Wintec Automotive Centre for Excellence to be Ready for V8 ‘s


Wintec School of Trades is gearing up to offer the country’s first multi disciplinary automotive training to meet a local and international shortage of highly trained technicians in the motor sport industry.

Head of Wintec’s School of Trades, Darren Toy, said today that the institute had been working with industry partners over the last year with resulting partnerships to ensure effective pathways into the industry which would staircase students into an approved and recognised apprenticeship.

Mr. Toy said the organisation had already developed and successfully trialed components of the programme to wide acclaim from industry and the further development of a motor sport centre for excellence was proceeding well.

The pre-trade programme would introduce students to the motor sport environment across several disciplines including electrical, welding, chassis fabrication, engines and specialist motor sport modules and would provide hands on industry experience.

"To support and enhance the quality of training, the centre will also develop, in conjunction with MotorSport New Zealand, commercial opportunities that will cultivate the motor sport profile in New Zealand and offshore," he said.

"In parallel to this, the centre will also develop, with MotorSport New Zealand, a crash repair team to support the New Zealand V8 series and other tier one competitions."


Two Mini vehicles constructed by the Wintec school were raced at the national super mini challenge series in what was a tertiary motor production first in New Zealand.

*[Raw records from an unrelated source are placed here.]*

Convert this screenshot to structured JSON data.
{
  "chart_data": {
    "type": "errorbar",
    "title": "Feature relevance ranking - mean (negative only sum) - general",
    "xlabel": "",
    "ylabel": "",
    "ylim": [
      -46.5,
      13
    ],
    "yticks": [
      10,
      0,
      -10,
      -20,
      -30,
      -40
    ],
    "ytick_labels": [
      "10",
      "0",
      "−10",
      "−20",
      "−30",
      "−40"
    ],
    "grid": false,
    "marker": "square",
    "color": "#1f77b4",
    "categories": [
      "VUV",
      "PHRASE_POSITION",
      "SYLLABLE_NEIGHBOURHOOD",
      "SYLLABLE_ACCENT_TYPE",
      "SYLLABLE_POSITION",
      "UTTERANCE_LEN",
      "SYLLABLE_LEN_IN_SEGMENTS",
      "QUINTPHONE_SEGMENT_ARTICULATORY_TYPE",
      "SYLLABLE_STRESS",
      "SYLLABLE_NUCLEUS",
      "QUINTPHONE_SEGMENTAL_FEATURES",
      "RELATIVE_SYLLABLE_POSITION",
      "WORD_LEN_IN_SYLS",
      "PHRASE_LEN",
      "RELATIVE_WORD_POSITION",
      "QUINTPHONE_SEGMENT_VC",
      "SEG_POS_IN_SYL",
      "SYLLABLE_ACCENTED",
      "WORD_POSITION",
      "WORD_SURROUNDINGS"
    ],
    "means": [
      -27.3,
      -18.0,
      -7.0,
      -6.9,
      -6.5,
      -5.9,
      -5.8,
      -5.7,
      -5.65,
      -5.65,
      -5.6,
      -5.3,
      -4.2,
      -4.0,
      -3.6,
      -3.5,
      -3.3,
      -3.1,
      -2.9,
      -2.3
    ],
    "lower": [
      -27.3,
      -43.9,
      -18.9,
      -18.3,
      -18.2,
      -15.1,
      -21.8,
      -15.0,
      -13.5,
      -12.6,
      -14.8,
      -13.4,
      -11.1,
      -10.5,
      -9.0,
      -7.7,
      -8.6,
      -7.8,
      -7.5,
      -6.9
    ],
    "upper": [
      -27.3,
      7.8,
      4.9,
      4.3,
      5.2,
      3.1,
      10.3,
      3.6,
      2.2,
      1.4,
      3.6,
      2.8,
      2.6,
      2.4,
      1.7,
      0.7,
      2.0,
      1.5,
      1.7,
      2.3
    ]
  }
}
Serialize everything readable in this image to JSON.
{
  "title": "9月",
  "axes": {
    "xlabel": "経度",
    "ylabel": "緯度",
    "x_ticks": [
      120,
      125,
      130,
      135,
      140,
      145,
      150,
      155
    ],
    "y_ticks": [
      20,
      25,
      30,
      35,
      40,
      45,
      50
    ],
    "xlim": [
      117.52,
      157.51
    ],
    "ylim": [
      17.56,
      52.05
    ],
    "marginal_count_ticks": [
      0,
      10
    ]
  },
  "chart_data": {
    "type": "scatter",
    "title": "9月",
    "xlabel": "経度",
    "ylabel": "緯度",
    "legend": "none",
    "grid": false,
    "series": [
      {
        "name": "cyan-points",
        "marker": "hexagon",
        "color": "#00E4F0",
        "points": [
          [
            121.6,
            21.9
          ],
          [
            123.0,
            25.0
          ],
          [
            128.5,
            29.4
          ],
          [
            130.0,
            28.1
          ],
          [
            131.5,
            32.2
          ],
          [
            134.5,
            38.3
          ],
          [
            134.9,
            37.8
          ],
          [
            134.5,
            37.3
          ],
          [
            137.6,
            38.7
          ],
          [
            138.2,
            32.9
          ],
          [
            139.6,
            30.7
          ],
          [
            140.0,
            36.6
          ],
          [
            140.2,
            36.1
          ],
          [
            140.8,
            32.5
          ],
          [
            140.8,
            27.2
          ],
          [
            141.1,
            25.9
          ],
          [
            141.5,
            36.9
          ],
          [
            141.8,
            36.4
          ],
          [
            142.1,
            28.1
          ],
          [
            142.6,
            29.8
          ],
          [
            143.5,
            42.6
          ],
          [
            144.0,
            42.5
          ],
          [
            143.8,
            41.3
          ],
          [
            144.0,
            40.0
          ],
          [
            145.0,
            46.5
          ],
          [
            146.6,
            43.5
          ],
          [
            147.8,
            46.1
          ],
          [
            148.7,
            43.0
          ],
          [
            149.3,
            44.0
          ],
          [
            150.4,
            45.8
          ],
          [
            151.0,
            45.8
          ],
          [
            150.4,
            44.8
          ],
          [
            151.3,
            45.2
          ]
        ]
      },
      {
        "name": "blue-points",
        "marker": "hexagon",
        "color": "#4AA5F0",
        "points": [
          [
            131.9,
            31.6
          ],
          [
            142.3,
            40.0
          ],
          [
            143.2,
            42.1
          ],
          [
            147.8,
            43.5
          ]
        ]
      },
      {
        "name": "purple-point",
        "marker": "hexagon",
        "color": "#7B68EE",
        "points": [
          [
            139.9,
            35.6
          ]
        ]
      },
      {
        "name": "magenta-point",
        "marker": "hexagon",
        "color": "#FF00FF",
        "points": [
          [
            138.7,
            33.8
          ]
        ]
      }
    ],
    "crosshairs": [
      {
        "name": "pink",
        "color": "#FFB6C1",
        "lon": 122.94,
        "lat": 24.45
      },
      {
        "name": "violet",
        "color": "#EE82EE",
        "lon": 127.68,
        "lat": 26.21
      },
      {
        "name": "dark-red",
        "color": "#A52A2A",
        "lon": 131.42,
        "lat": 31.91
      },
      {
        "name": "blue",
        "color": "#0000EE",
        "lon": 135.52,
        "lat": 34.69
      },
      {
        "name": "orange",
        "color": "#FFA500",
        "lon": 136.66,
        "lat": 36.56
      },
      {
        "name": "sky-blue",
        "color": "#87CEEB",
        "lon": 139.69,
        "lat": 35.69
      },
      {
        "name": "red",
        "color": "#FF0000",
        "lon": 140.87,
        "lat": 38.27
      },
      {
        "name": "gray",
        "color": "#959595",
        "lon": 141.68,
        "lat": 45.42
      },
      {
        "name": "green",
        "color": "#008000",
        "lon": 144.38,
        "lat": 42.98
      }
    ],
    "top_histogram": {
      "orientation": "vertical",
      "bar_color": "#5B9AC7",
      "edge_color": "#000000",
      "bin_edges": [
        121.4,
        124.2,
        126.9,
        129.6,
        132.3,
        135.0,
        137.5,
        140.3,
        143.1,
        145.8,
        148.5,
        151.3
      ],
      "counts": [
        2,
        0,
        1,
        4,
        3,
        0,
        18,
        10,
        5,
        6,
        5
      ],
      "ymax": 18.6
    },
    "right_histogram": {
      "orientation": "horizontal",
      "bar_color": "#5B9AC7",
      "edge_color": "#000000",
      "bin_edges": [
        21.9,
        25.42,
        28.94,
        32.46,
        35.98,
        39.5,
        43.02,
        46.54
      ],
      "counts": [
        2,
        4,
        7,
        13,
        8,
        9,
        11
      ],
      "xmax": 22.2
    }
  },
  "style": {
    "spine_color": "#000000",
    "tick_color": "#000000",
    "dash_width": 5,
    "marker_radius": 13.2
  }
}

Wintec also provided its first multi-disciplinary crash repair team for the world’s best rally drivers during the recent Propecia Rally New Zealand leg at Fieldays.


Wintec CEO Mark Flowers this was another example of the institute working closely with industry to provide high quality, industry endorsed training. He said support for the pre-trade qualification including the most recently acknowledgment by the Perry Foundation which has granted two $2,500 scholarships to the year one Wintec Certificate in Motor Industry (Introductory Motorsport) programme. He said these will be effective from next year.

“MotorSport New Zealand has endorsed our pre-trade programme and we have an agreement with MotorSport NZ to further develop motorsport technician training in New Zealand.

Trustee Manager of The MotorSport NZ Scholarship Trust, Ian Snellgrove, said the key to providing a rapidly growing national and international motorsport industry was to be able to ensure the quality and calibre of those entering apprenticeships with commercial workshops and race and rally teams. He said in the race environment more 2000 technicians are required with a similar number involved in rallies and an additional number for commercial workshops. He said the sport was growing at a high rate with New Zealand being at the forefront in recent years.